Изменить стиль страницы

«Вот, хотел Осинина, а вместо него получил…»

Но если бы он только догадывался, кого или, скорее даже, в лице кого что (о, канцеляризмы!) он заполучил!

Глубокий местный наркоз, в который погрузили перед операцией пенисную часть тела психоаналитика, вновь пробудил в нем фаллический исследовательский дух. И пока Иван Иванович занимался своим делом, Альберт Рафаилович занялся делом своим, исподволь втягивая Ивана Ивановича в коммуникацию. И наконец vopros о proizrastanii v bessoznatel’nom klienta obrazov chujih fallosov snova so vsey neizbejnostiyuy vstal.

– А не потому ли, уважаемый коллега, происходит сие произрастание, что вы сами считаете себя в глубине души своей человеком без фаллоса? – откровенно нанес целительный разрез Навуходоносор.

Иван Иванович пару раз дернулся и вдруг так густо покраснел, что рыжие волосинки его затопорщились и даже как-то защелкали, как в бане от чересчур перегретого пара.

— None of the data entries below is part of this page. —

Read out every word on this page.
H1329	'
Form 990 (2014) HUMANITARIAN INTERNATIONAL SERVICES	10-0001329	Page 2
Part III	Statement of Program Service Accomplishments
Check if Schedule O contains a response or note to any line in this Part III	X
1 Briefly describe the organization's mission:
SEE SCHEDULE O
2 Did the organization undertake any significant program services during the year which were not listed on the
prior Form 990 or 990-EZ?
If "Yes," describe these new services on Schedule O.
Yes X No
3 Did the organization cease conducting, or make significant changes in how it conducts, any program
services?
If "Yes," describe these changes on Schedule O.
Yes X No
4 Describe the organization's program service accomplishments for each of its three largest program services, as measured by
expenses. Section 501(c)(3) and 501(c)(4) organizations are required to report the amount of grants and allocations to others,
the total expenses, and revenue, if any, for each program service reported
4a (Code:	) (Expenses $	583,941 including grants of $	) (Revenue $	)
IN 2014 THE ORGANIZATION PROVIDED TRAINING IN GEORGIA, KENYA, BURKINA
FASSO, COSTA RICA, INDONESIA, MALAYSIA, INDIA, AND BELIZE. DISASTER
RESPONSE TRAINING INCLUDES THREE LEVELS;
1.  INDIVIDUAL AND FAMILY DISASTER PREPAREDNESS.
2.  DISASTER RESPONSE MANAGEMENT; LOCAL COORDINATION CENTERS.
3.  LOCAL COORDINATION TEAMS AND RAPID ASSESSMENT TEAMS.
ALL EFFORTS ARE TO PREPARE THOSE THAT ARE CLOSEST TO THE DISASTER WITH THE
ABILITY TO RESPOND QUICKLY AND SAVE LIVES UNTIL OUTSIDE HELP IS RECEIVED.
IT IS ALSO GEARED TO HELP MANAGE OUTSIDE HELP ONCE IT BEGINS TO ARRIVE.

И Иван Иванович мучительно замычал.

Несмотря на всю душевную му-у-уку клиента, Альберт Рафаилович, однако, безжалостно подцепил его бессознательное и, как блин на сковородке, перевернул.

– А кто?! – закричал вдруг он. – Кто это сейчас так страшно мычит-то?

Иван Иванович мучительно помотал головой, продолжая издавать нечленораздельные звуки.

– Кто?! – снова властно крикнул ему в лицо Альберт Рафаилович.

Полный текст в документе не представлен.